About Alexandria, Virginia in the 1850s

Preliminary findings show Alexandria was a remarkably concentrated commercial city, with the center isolated in a pool of closely-held and undeveloped urban property. The city featured a centralized business district, a center, market system, very limited home ownership and almost no neighborhood formation. Standing within sight of Washington, Alexandria was a major headquarters for the national slave trade. The city was about one quarter African American, divided almost equally between enslaved and free; slaves for whom we have discovered names and all free blacks are included in the database. Blacks and whites lived parallel existences, connected yet fundamentally separate. We will uncover the social networks that bound together the white, free black, and, to the extent possible, the slave populations of Alexandria. There were also small German and Irish immigrant groups, each with limited institutional development. The governmental and cultural elites of Alexandria were politically inclined toward the Opposition party. In the late 1850s, a surging and populist Democratic party committed to the cause of Southern rights threatened not only the survival of those elites, their party, and party competition, but also, in its rejection of compromise and its advocacy of Southern rights, threatened to ignite a conflict devastating for both city and nation.

Using the Database

This database displays demographic and political details about almost every person who lived in Alexandria in 1860. You can see their age, sex, race, their relationship to slavery, their employment, where they worshipped and who they voted for.
Information will appear on an interactive map of Alexandria. Households that match your search criteria will be highlighted on the map in red. Click on the highlighted sections to see detailed information about who lived there.
(If searching a business, the business location will be highlighted.)
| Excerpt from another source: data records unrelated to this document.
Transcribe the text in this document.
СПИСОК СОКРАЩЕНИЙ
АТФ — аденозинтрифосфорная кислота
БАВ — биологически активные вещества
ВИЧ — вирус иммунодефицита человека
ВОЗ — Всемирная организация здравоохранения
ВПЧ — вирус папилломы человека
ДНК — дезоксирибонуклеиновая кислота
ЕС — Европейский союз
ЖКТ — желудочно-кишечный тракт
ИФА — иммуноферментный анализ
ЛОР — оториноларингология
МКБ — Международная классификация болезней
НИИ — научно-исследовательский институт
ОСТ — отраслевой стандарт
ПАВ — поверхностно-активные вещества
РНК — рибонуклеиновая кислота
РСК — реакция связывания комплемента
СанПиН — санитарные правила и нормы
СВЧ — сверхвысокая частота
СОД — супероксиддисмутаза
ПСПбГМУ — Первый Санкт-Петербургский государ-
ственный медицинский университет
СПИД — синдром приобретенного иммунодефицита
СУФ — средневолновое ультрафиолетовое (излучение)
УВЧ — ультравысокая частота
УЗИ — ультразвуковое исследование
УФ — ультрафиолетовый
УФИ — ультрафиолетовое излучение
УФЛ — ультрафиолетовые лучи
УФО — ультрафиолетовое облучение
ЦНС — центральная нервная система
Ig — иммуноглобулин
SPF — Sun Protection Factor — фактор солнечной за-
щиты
There are three ways to search.

1. You can search for a social group
e.g. Search for the freed African-American population by selecting Race and Freedom Status

2. You can search for a business
e.g. Search for the largest employers by selecting Number of Employees

3. You can search for an individual by name. You can add additional information, such as race, sex or place of birth.

e.g. Search for “Patterson”
To narrow your search, select Place of Birth and select “Ireland”

Virtually any search combination is possible, but if you are using the database for the first time, it is suggested you begin by using only one or two search criteria. From there, you can begin to explore the city and the people that inhabited it.